Anna Tenisa, chairman of AS Latgales Bekons, shared with local news channel Gorod, that she was shocked with the incident, and that it is unclear where the disease came from. The company introduced enhanced safety measures following an outbreak of Classical Swine Fever (CSF) in 2011, which includes a fence around the farm, strict disinfection rules and no vehicles from outside to enter the farm premises.
Gorod estimated that financial losses due to ASF could amount to €17 million to Latvia’s industry in 2017. Particular concerns are associated with the reduction in the population of the national pig breed Latvian White, which is also affected as a result of outbreaks.
Czech Republic, which was faced with the first-ever outbreaks of African Swine Fever this year, continues to report new findings of wild boars that have succumbed to the virus. The total count so far is at 71, according to the Organization for Animal Health (OIE). All animals were found close to the town Zlín, in the far east of the country.

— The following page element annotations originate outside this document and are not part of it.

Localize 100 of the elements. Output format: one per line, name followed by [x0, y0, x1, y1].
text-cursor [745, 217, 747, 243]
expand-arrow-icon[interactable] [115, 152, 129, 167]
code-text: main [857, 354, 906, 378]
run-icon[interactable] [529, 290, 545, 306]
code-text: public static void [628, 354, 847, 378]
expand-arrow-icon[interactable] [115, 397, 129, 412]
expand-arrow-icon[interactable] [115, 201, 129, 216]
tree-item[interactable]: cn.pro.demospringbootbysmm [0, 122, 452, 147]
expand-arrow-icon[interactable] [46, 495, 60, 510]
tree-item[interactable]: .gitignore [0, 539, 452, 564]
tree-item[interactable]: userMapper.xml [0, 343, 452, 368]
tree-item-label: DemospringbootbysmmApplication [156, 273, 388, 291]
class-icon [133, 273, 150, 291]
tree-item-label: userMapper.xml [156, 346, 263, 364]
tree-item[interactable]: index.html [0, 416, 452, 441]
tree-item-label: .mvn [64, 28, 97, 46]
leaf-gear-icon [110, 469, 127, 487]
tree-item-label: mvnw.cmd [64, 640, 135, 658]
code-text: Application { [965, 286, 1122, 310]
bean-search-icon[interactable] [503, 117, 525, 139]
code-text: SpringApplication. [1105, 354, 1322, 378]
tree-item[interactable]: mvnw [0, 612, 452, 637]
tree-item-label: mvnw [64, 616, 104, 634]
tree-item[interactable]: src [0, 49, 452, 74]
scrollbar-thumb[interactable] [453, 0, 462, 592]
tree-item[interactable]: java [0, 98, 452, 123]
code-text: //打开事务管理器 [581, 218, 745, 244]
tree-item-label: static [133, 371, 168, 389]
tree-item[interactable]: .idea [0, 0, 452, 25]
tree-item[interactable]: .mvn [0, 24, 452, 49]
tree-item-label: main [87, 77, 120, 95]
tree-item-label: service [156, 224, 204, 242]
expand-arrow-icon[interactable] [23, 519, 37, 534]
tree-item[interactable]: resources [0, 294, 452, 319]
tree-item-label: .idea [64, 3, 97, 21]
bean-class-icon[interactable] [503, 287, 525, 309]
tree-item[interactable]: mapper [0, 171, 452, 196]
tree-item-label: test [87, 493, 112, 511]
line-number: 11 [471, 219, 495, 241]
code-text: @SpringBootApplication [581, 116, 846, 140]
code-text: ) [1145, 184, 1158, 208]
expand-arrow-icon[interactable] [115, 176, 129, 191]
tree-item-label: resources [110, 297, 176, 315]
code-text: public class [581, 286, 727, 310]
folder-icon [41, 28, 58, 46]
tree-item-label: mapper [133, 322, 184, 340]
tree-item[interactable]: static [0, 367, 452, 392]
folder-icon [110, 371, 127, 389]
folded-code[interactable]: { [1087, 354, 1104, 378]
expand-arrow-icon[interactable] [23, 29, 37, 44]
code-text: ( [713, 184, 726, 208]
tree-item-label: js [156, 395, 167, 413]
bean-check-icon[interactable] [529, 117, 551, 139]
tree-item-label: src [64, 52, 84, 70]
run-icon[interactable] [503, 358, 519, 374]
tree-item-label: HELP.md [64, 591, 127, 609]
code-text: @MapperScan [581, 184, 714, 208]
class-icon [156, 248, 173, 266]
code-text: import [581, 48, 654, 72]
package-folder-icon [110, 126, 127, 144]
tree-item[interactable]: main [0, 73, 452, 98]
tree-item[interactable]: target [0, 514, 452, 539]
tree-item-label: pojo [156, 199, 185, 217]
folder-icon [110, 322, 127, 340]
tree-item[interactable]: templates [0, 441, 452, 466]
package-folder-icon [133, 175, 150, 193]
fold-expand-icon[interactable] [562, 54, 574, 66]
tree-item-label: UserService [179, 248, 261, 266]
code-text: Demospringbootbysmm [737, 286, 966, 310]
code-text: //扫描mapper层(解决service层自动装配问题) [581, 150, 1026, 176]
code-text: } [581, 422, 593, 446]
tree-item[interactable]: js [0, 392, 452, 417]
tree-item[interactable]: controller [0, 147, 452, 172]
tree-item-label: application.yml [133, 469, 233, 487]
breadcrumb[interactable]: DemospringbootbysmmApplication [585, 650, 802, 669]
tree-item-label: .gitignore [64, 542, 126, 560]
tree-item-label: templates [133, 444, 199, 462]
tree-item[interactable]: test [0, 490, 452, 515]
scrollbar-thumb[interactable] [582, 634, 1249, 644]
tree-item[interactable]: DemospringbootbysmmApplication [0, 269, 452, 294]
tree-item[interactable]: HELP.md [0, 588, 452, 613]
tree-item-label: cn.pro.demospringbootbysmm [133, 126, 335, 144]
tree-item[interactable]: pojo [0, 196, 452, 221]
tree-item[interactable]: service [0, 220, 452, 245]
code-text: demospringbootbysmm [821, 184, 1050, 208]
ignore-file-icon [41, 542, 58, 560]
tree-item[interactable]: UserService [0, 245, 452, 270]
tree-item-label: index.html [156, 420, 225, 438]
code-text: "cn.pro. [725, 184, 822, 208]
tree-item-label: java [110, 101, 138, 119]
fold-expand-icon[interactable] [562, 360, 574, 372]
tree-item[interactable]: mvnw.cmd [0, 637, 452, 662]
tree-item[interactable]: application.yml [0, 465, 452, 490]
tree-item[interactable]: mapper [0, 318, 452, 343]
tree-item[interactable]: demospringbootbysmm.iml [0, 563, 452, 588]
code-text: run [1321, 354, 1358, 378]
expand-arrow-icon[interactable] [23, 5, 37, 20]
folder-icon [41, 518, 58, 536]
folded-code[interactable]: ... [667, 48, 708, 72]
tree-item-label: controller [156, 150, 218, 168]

In the meantime, the country aims to build an electric fence around the infected area, measuring 45km, the German swine website SUS Online reported. This will have to block the movement of wild boars. Simultaneously, both inside and outside this area, hunting wild boars has been intensified.
Romania also witnessed its 1st ASF outbreaks this year. So far, 2 backyard farms have been found to be infected, according to the OIE website. Both happened in Satu Mare, in the north of the country.
Both Estonia and Poland have had ASF within its territories since 2014 and continue to report outbreaks. Poland reports outbreaks to the OIE both in smaller-sized farms as well as in forests. The government also recently announced stricter measures to curb ASF.
In Estonia, it has remained relatively quiet in 2017 with regard to African Swine Fever, although until the end of July the virus had claimed over 6,500 swine this year so far, according to official information.